Now, the engine returns documents based on a ranking of data stored in metadata fields, giving priority — in descending order — to information that has the search query term embedded in a document's subject, title, description and text.
Draft recommendations, written in part by Huffine and issued by members of the Categorization of Government Information Working Group, call for adoption of similar metadata standards governmentwide. The working group is a subcommittee of the Interagency Committee on Government Information, a creation of the E-Government Act of 2002.
The metadata recommendations are part of group members' larger effort to preserve government information in digital formats and make it permanently available. The problem is that, although the federal government is permanent, individual agencies may not be. Documents stored digitally on one server can be moved to another. Such moves result in the all too common message "404 error — file not found."
Although it is technically possible to continually update databases to reflect changes as documents are moved, it is impractical, according to working group members. Instead of relying on URLs to locate digital information, members recommended that federal officials develop search schemes based on uniform resource names (URNs).
Federal officials would assign unique identifiers to each piece of government information — policy documents, Web sites, photos, maps and other digital materials. A searchable index would link users to a citation containing a minimum set of standardized metadata fields, such as subject, agency creator, title and publication date.
"If, for example, the identifier resolves to a book, then you get a citation for the book," said Eliot Christian, manager of data and information systems at the U.S. Geological Survey and chairman of the working group.
Combining URNs and a standardized metadata scheme would open the door to new possibilities for analysis, said James Erwin, primary author of the group's URN recommendations and director of information science and technology at the Defense Technical Information Center. "People can take that metadata and our identifier and put it into their database, their index, and they can use that for discovery," he said.
Information collected at one time by officials at one agency can be relevant in the future. Government surveys from the 1780s in the Northwest Territories, for example, are being used by Interior Department officials today to assess changes in vegetation patterns in Michigan and Ohio.

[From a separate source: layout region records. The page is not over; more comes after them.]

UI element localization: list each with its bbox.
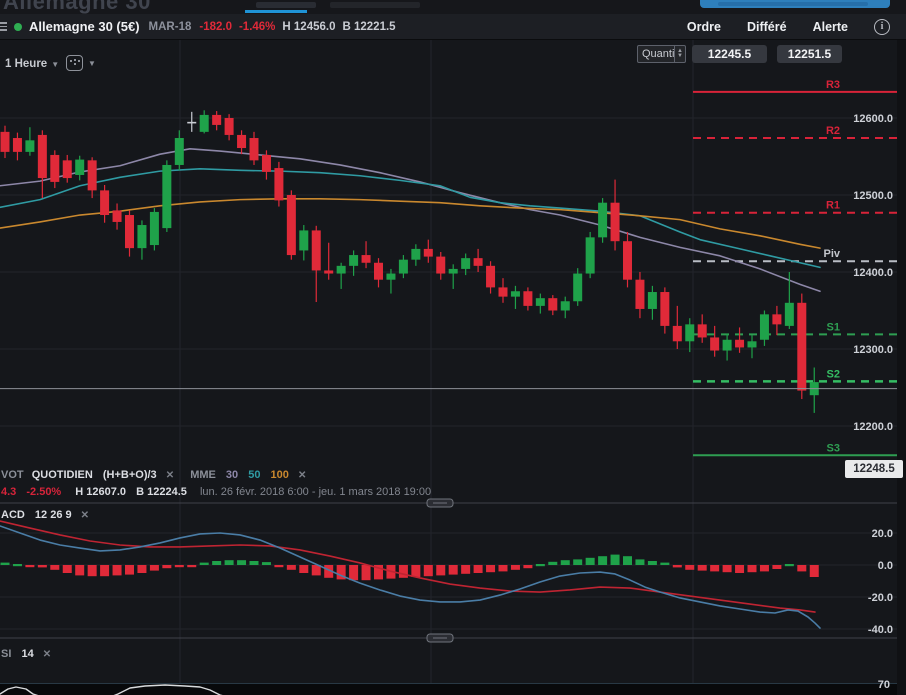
order-button[interactable]: Ordre [686,19,721,34]
pivot-name: QUOTIDIEN [31,469,93,481]
close-icon[interactable]: ✕ [42,649,52,660]
instrument-header: Allemagne 30 (5€) MAR-18 -182.0 -1.46% H… [0,14,906,40]
chart-area[interactable]: R3 R2 R1 Piv S1 S2 S3 12600.0 12500.0 12400.0 1230… [0,40,906,695]
svg-text:R3: R3 [826,79,840,91]
candlestick-type-icon [66,55,83,71]
session-low: B 12221.5 [342,20,396,33]
active-tab-underline [245,10,307,13]
clipped-tab-text [330,2,420,8]
candlestick-chart-canvas[interactable]: R3 R2 R1 Piv S1 S2 S3 12600.0 12500.0 12400.0 1230… [0,40,906,695]
svg-text:0.0: 0.0 [878,560,893,572]
indicator-values-row: 4.3 -2.50% H 12607.0 B 12224.5 lun. 26 f… [1,486,431,498]
svg-text:20.0: 20.0 [872,528,893,540]
svg-text:Piv: Piv [823,248,840,260]
svg-text:-20.0: -20.0 [868,592,893,604]
svg-text:12600.0: 12600.0 [853,113,893,125]
visible-date-range: lun. 26 févr. 2018 6:00 - jeu. 1 mars 20… [199,486,432,498]
current-price-tag: 12248.5 [845,459,903,478]
deferred-button[interactable]: Différé [746,19,787,34]
mme-label: MME [190,469,216,481]
clipped-page-title: Allemagne 30 [3,0,151,14]
macd-params: 12 26 9 [34,509,72,521]
change-value: -182.0 [199,20,232,33]
contract-month: MAR-18 [148,20,192,33]
macd-name-clipped: ACD [1,509,25,521]
clipped-top-tab-bar: Allemagne 30 [0,0,906,14]
market-open-status-dot [14,22,22,31]
chart-type-selector[interactable]: ▼ [66,55,96,71]
alert-button[interactable]: Alerte [812,19,848,34]
buy-price-button[interactable]: 12251.5 [777,45,842,63]
top-blue-button[interactable] [700,0,890,8]
pivot-formula: (H+B+O)/3 [102,469,157,481]
instrument-name: Allemagne 30 (5€) [29,19,140,34]
rsi-name-clipped: SI [1,648,12,660]
pivot-name-clipped: VOT [1,469,24,481]
chevron-down-icon: ▼ [88,58,96,68]
indicator-legend-pivot-mme: VOT QUOTIDIEN (H+B+O)/3 ✕ MME 30 50 100 … [1,469,311,481]
close-icon[interactable]: ✕ [165,470,175,481]
close-icon[interactable]: ✕ [297,470,307,481]
quantity-input[interactable]: Quanti ▲ ▼ [637,45,686,63]
indicator-legend-rsi: SI 14 ✕ [1,648,56,660]
quantity-stepper[interactable]: ▲ ▼ [674,46,685,62]
clipped-button-text [718,2,868,6]
rsi-params: 14 [21,648,34,660]
period-change-pct: -2.50% [26,486,62,498]
svg-text:12300.0: 12300.0 [853,344,893,356]
period-change-clipped: 4.3 [1,486,17,498]
info-icon[interactable]: i [874,18,890,35]
quantity-placeholder: Quanti [642,48,674,60]
menu-icon[interactable] [0,22,7,31]
svg-text:12200.0: 12200.0 [853,421,893,433]
timeframe-label: 1 Heure [5,58,48,70]
timeframe-selector[interactable]: 1 Heure ▼ [5,58,59,70]
period-low: B 12224.5 [136,486,187,498]
chevron-down-icon: ▼ [51,59,60,69]
session-high: H 12456.0 [282,20,336,33]
svg-text:S1: S1 [827,321,840,333]
svg-text:70: 70 [878,679,890,691]
svg-text:-40.0: -40.0 [868,624,893,636]
svg-text:R1: R1 [826,200,840,212]
mme-period-30: 30 [225,469,239,481]
mme-period-100: 100 [270,469,289,481]
clipped-tab-text [256,2,316,8]
svg-text:12400.0: 12400.0 [853,267,893,279]
svg-text:R2: R2 [826,125,840,137]
close-icon[interactable]: ✕ [80,510,90,521]
indicator-legend-macd: ACD 12 26 9 ✕ [1,509,94,521]
sell-price-button[interactable]: 12245.5 [692,45,767,63]
change-percent: -1.46% [238,20,276,33]
svg-text:12500.0: 12500.0 [853,190,893,202]
svg-text:S2: S2 [827,368,840,380]
svg-text:S3: S3 [827,442,840,454]
period-high: H 12607.0 [75,486,127,498]
mme-period-50: 50 [248,469,261,481]
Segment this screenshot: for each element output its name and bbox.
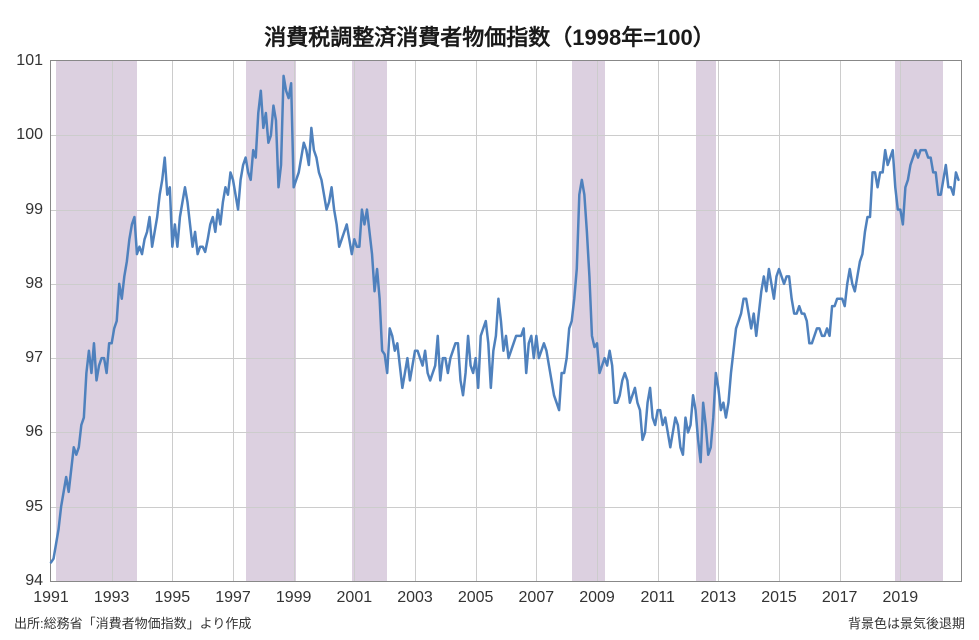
x-axis-label: 2015 [761, 581, 797, 607]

Deciding which types of information merit universal identifiers, however, is still a matter of debate. The group's members define government information as "any information product, regardless of form or format, that an agency discloses, publishes, disseminates or makes available to the public, as well as information produced for administrative or operational purposes, that is of public interest or public value."
David Perera is a special contributor to Defense Systems.